A cleaner rep is valuable evidence, but it is not automatically progressive overload by itself. RAMM can apply deterministic rules to recorded execution; it does not invent the set count, rep range, load increment, or progression policy. Ambiguous sessions—especially those affected by pain, interrupted rest, or a changed exercise—belong in review.

Managing Performance Drop Across Sets

Some decline across hard sets is normal. Rest for the prescribed interval, keep setup consistent, and record what actually happened. A final set that drops because of accumulated fatigue should not automatically define the next goal. Review the entire set pattern: early sets, later sets, effort, rest, and any execution changes all matter.

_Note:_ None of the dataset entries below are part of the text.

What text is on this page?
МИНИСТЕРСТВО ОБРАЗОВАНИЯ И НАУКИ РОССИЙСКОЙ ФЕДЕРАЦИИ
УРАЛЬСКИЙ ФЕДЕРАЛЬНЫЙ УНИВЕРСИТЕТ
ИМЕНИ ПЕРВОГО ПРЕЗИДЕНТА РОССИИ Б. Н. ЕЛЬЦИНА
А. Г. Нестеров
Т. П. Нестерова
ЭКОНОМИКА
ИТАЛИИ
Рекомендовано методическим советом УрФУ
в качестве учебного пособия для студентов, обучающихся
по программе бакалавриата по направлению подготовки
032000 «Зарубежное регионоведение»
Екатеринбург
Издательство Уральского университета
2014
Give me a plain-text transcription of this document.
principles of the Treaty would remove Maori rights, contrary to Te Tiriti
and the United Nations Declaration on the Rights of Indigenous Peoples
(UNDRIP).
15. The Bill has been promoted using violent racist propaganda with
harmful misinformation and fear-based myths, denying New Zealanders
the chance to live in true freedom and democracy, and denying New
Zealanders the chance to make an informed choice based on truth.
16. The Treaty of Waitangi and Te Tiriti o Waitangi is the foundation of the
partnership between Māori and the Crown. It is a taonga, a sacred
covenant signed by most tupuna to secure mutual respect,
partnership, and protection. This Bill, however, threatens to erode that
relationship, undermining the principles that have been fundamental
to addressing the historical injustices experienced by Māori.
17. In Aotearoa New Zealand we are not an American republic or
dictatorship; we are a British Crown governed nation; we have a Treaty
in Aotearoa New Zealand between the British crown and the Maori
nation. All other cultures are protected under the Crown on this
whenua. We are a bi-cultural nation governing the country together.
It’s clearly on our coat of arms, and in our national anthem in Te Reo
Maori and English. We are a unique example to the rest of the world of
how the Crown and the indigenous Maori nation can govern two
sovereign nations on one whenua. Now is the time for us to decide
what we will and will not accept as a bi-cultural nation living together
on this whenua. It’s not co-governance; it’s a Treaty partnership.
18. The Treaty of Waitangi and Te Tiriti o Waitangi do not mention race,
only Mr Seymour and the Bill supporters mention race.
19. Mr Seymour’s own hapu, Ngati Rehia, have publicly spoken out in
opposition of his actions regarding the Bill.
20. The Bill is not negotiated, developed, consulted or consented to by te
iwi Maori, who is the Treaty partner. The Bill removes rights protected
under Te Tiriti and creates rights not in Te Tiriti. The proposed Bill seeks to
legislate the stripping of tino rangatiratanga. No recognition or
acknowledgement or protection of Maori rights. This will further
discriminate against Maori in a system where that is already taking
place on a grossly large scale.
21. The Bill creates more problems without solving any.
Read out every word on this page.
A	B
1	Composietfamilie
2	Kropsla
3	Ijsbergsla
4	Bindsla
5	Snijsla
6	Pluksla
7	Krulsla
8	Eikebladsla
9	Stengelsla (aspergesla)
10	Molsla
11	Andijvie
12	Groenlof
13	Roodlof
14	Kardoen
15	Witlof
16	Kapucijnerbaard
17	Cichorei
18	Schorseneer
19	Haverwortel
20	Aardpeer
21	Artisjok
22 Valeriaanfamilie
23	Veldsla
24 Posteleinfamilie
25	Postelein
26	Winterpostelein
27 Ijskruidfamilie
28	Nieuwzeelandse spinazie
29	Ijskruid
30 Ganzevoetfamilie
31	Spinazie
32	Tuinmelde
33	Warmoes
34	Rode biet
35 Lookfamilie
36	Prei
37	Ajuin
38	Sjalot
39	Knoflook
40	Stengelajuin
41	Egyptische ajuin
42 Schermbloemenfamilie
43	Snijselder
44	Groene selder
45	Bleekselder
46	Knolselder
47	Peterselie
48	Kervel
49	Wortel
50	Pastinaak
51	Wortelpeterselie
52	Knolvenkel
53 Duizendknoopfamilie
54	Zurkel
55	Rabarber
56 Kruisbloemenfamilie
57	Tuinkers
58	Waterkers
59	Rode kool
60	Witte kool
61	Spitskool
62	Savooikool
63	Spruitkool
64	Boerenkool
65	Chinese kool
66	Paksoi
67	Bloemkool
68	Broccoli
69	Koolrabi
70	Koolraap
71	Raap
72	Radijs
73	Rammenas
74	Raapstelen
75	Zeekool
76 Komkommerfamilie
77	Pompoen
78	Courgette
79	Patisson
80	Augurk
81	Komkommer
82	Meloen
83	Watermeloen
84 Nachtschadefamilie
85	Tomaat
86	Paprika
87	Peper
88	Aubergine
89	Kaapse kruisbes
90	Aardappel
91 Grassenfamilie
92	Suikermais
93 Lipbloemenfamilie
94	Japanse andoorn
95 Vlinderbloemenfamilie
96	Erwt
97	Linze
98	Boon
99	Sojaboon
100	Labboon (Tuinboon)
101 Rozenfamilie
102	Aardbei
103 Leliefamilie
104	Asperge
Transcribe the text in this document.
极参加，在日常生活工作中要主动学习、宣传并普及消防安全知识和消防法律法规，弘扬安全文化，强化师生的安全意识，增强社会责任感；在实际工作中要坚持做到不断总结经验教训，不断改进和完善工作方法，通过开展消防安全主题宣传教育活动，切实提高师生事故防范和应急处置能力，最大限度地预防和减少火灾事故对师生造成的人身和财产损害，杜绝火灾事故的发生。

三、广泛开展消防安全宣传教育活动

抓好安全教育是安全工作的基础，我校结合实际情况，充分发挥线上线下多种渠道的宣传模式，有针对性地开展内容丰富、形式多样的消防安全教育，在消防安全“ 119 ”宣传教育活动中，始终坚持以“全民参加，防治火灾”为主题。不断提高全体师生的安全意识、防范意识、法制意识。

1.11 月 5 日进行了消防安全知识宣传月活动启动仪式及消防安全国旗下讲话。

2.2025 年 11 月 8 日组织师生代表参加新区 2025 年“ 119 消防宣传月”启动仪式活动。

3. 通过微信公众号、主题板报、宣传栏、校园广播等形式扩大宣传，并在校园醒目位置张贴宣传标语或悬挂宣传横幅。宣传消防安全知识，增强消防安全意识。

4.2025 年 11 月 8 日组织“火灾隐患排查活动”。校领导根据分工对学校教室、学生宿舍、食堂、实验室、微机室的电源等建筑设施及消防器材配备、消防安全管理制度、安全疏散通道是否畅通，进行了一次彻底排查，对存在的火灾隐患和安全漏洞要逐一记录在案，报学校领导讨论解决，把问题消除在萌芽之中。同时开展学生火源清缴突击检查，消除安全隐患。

If the drop is large and recurring, first check pacing and load selection rather than shortening the range of motion. Holding the same prescription can be the correct decision. Repeated missed minimums or technique breakdown may justify a conservative reduction or a broader programming review.

Substitutions

Common Mistakes

  • Starting every press at maximum effort and leaving no repeatable work for later sets.
  • Adding isolation sets without counting the pressing volume already performed.
  • Treating a fatigued final set as the only evidence for the next target.
  • Turning a one-session substitution into a permanent prescription without review.

Related Training Guides

FAQs

How often can I perform this push workout?

Many lifters place it once or twice in a weekly schedule, but the right frequency depends on total pressing volume, recovery, and the surrounding sessions. Avoid copying the same volume twice before checking how you recover.

Should every set reach failure?

No. Use repeatable technique and the intended effort for the prescription. Reaching failure early can create a steep performance drop and reduce the useful work completed later.

What if my shoulders hurt while pressing?

Stop the aggravating movement rather than forcing the set. Record the context and seek qualified review for sharp, worsening, or persistent pain; a substitution should be treated as a reviewed change.